The path to PDP’s current disunity started at the party’s presidential primary last May, when one of the presidential aspirants and former governor of Sokoto State, Aminu Tambuwal, stepped down for Atiku Abubakar, a development believed to have altered the equation and swung things in Atiku’s favour.
Wike, also a presidential aspirant, did not take kindly to Tambuwal’s decision, especially the following day, when the suspended National Chairman of the party, Iyorchia Ayu, thanked Tambuwal and described him as the “hero of the convention.”
These series of events soon led to a rebellion orchestrated by Wike and his friends. They insisted that for the balancing of power, Ayu must resign from his position and pave way for a southerner to become PDP’s national chairman, since a northerner, in the person of Atiku, had emerged presidential candidate of the party.
Wike and the others contended that the condition was what they all agreed to when Ayu was nominated as the party’s chairman. They insisted that Ayu’s refusal to go after Atiku emerged was a breach of understanding and trust that could not be overlooked.
But while the party did not object to the request and claim outright, it noted that it was only possible after the general election, a decision the G-5 rejected and since then waged war against the PDP leadership. Though the crisis cost some of the G-5 members their elections, they continued to fight.
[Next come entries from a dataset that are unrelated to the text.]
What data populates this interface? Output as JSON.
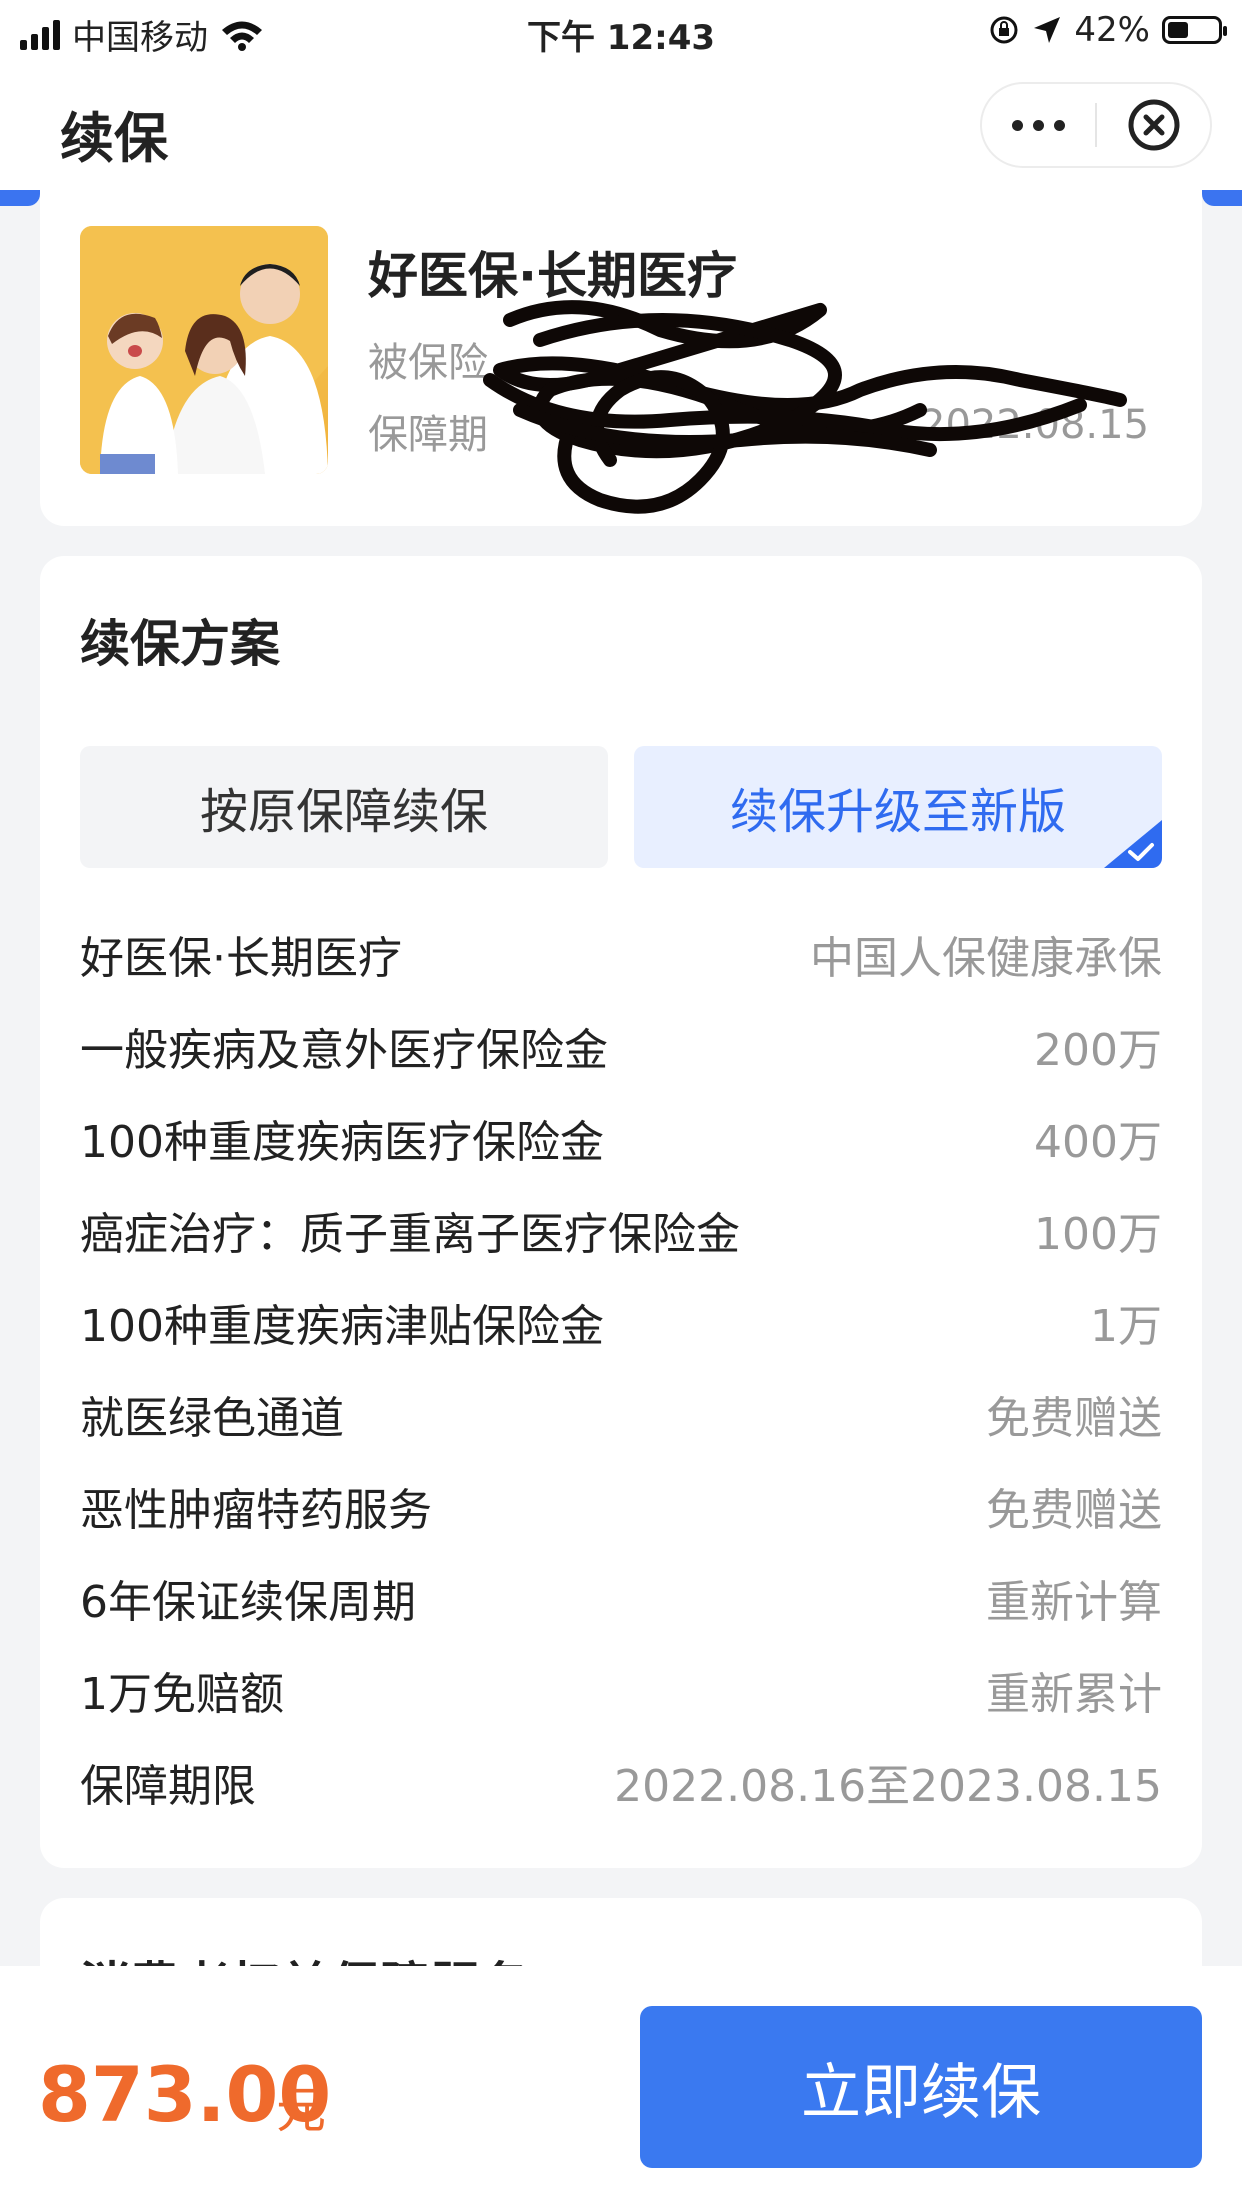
{
  "status_bar": {
    "carrier": "中国移动",
    "time": "下午 12:43",
    "battery_percent": "42%",
    "battery_level": 0.42
  },
  "nav": {
    "title": "续保",
    "more_icon": "more-dots-icon",
    "close_icon": "close-circle-icon"
  },
  "product": {
    "name": "好医保·长期医疗",
    "insured_label": "被保险",
    "period_label": "保障期",
    "period_tail": "2022.08.15"
  },
  "plan": {
    "title": "续保方案",
    "options": [
      {
        "label": "按原保障续保",
        "selected": false
      },
      {
        "label": "续保升级至新版",
        "selected": true
      }
    ],
    "rows": [
      {
        "k": "好医保·长期医疗",
        "v": "中国人保健康承保"
      },
      {
        "k": "一般疾病及意外医疗保险金",
        "v": "200万"
      },
      {
        "k": "100种重度疾病医疗保险金",
        "v": "400万"
      },
      {
        "k": "癌症治疗：质子重离子医疗保险金",
        "v": "100万"
      },
      {
        "k": "100种重度疾病津贴保险金",
        "v": "1万"
      },
      {
        "k": "就医绿色通道",
        "v": "免费赠送"
      },
      {
        "k": "恶性肿瘤特药服务",
        "v": "免费赠送"
      },
      {
        "k": "6年保证续保周期",
        "v": "重新计算"
      },
      {
        "k": "1万免赔额",
        "v": "重新累计"
      },
      {
        "k": "保障期限",
        "v": "2022.08.16至2023.08.15"
      }
    ]
  },
  "next_section": {
    "title": "消费者权益保障服务"
  },
  "footer": {
    "price": "873.00",
    "unit": "元",
    "button": "立即续保"
  },
  "colors": {
    "accent": "#3a79f0",
    "price": "#ef6a2c",
    "selected_bg": "#e8efff"
  }
}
Little wonder Wike and others moved against PDP two days ago at the National Assembly, when it became clear that Tambuwal, a man said to have stopped Wike’s presidential ambition by standing down for Atiku, was being tipped as the party and Atiku’s choice for Minority Leader.
Interestingly, the G-5, our correspondent gathered, had resolved to continue to stand in opposition to PDP and seize as many opportunities as they continue to avail themselves to give back to the party a dose of its own treatment.